Der Beschwerdeführer wendet dagegen sinngemäss ein, die Übertragung der qualifizierenden Eigenschaften der Bank auf den Beschwerdeführer verletze den Grundsatz "keine Strafe ohne Gesetz" (Art. 1 StGB), wie schon aus Art. 172 StGB hervorgehe. Zwar sei er faktisch und rechtlich in Basel Filialleiter gewesen; trotzdem sei er von der Zentrale in New York abhängig gewesen und es habe ihm daher als Bankangestellten und Kundenberater die Selbständigkeit eines Vermögensverwalters gefehlt (BGE 69 IV 164 f.). Die behördliche Ermächtigung schliesslich sei nicht ihm, sondern der Bank erteilt worden.
b) Werden strafbare Handlungen im Geschäftsbetrieb von juristischen Personen begangen, so sind hierfür die natürlichen Personen strafbar, welche sie verübt haben. Selbst dort, wo die juristische Person haftet (angelsächsisches Strafrecht; Zivilrecht), haftet sie grundsätzlich nur neben der fehlbaren natürlichen Person. Art. 172 und 326 StGB, Art. 6 VStrR und zahlreiche Vorschriften des Nebenstrafrechtes sind somit Ausdruck einer allgemeinen Regel und lassen daher keinen Umkehrschluss zu (BGE 105 IV 175 E. 3). Trifft die im Gesetz umschriebene Tätereigenschaft auf die juristische Person zu, so ist es bei Schweigen des Gesetzes eine Frage der Auslegung des betreffenden Tatbestandes, ob diese Eigenschaft auch die natürliche Person kennzeichnet, welche die Handlung als Organ (im strafrechtlichen Sinn) der juristischen Person begangen hat (BGE 100 IV 41 f. mit Hinweisen auf BGE 78 IV 39, SCHULTZ u. SCHWANDER).
Dabei ist zu beachten, dass die juristische Person gar nicht anders als durch natürliche Personen handeln kann. Der Kunde der Bank seinerseits übergibt sein Vermögen nicht einer abstrakten Fiktion, sondern fachkundigen Leuten, die von andern Leuten in der Bank ausgewählt werden und die namens der Bank das Vermögen Zur getreuen und berufsmässigen Verwaltung entgegennehmen.

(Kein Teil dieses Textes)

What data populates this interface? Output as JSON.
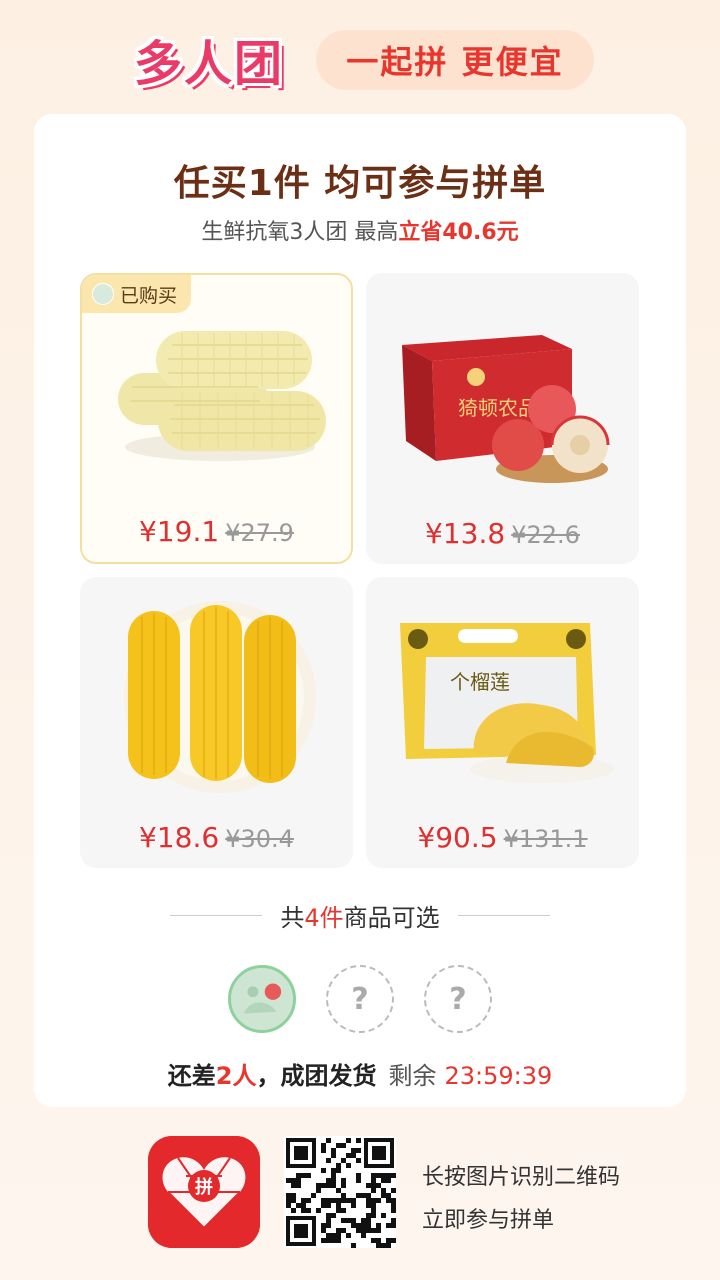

Wer als Angestellter einer Bank für die Verwaltung von Kundenvermögen (mit) verantwortlich ist, ist daher - entgegen BGE 69 IV 164 f. - berufsmässiger Vermögensverwalter im Sinne von Art. 140 Ziff. 2 StGB. Wer innerhalb einer Bank eine Tätigkeit verrichtet, derentwegen die Bank der behördlichen Bewilligung bedarf, übt einen durch die Behörde ermächtigten Beruf im Sinne dieser Bestimmung aus (vgl. BGE 103 IV 18). Dies folgt aus der teleologischen Auslegung des Gesetzes. Ob die Bank als juristische Person konstituiert ist oder nicht, kann für die Umschreibung des Täterkreises von Art. 140 StGB keine Rolle spielen.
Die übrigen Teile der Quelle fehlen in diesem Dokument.